Il rubinetto è in plastica verde, con la leva arancione. Sporge dal muro di pietra, in fila accanto agli altri sette. Colori forti, vivi. Come quelli indossati dalle donne che vanno e vengono da quel muro, con una tanica in mano e spesso una testolina nera a spuntare dal kanga, il telo porta-bimbi. Anche Emily Ademola ha il figlio più piccolo appeso alla schiena mentre viene a riempire il suo innaffiatoio. “Abbiamo sofferto molto, prima. Camminavo 15 chilometri al giorno per cercare l’acqua. E i bambini a volte si ammalavano perché non potevano essere lavati”. Ma era prima, appunto. Adesso in questo sobborgo di Michika, stato di Adamawa, Nigeria del nordest, l’acqua pulita c’è. Qui, come a Bama, a Biu, a Damboa. Ci è arrivata con i pozzi scavati da Eni e da FAO. Non è una novità, il lavoro di Eni per la gente della Nigeria.
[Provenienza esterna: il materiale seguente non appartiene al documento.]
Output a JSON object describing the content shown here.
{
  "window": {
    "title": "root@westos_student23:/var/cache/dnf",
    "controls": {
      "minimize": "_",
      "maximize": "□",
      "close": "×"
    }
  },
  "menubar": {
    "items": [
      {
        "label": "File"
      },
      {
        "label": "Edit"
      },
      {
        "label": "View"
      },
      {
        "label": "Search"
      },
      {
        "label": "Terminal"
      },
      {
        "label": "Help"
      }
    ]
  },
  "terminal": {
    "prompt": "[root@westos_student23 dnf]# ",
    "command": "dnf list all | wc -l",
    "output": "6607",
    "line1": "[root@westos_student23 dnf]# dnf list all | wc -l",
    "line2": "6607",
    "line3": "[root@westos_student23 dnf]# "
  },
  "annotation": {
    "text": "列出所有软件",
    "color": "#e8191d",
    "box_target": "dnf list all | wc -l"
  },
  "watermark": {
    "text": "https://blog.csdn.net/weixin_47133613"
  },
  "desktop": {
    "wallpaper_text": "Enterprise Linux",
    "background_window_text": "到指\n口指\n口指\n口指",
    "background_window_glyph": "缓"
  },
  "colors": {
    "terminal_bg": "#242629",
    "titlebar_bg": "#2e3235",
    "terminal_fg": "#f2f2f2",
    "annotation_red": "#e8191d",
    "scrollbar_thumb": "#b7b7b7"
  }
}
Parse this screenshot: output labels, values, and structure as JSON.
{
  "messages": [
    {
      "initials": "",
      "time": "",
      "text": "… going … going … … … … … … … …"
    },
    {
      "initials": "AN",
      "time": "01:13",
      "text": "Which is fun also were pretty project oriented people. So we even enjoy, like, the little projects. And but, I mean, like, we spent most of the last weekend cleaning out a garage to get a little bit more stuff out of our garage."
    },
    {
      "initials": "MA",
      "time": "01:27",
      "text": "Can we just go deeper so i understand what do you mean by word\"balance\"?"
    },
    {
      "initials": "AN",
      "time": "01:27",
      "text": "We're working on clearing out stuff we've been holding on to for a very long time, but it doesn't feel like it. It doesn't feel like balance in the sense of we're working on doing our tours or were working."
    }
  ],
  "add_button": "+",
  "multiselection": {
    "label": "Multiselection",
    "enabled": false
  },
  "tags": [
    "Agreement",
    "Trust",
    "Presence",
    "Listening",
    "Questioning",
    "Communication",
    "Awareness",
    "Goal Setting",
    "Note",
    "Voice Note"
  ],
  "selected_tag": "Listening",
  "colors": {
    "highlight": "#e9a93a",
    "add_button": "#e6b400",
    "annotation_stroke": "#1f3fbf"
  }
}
Il Green River Project, piano che promuove l’agricoltura evoluta e la sicurezza alimentare in questo paese, va avanti dal 1987. Ha portato nuove coltivazioni, istruzione e mezzi nel Delta del Niger. ”Abbiamo deciso di intervenire da queste parti per l’emergenza idrica del Lago Ciad, che dava acqua a tutta la zona ma è sempre più a secco”, ci dice Valeria Papponetti, advisor sui progetti di sostenibilità, in Nigeria dal 2017. L’emergenza genera un flusso enorme di spostamenti interni: quasi 4 milioni di persone sono emigrate verso altre zone del Paese. Molte nei sobborghi di Abuja, la capitale, dove sono nati interi quartieri di sfollati. E dove, tra i tanti problemi che si possono immaginare, si è acuito anche quello dell’acqua: già al limite per il milione e mezzo di abitanti della città, ora scarseggia. È per questo che si è pensato di intervenire qui. E di farlo con un’altra novità: la collaborazione con la FAO, l’agenzia dell’ONU che combatte la fame, attraverso una Partnership come prevede l’SDG 17 dell’Agenda 2030.
”Due realtà molto diverse, —racconta la Papponetti— che ragionano e lavorano in maniera differente, messe insieme da un obiettivo comune. Noi sappiamo scavare pozzi, la FAO è radicata nel territorio e ci aiuta nelle relazioni, nello scegliere le località di intervento”. Il risultato sono 22 pozzi d’acqua pulita, realizzati in altrettante località, cinque nel territorio di Abuja e 17 nel Nordest, negli stati di Adamaua, Yobe e Borno. ”Pescano da 100 a 140-150 metri sottoterra, - precisa la Papponetti - sono alimentati con il fotovoltaico e hanno serbatoi tra i 15 e i 50mila litri”. Abbastanza per servire una popolazione difficile da conteggiare (in Nigeria non c’è un censimento ufficiale e molti dei pozzi sono in luoghi dove c’è un viavai di sfollati), ma che si può stimare sulle 70mila persone. Gente che da quei pozzi non tira fuori solo acqua pulita, ma la forza per sostenere una comunità. Ogni intervento, di fatto, è un sistema idrico completo: c’è il pozzo, ma ci sono diversi punti di accesso all’acqua. Per l’uso domestico, le attività agricole, l’allevamento.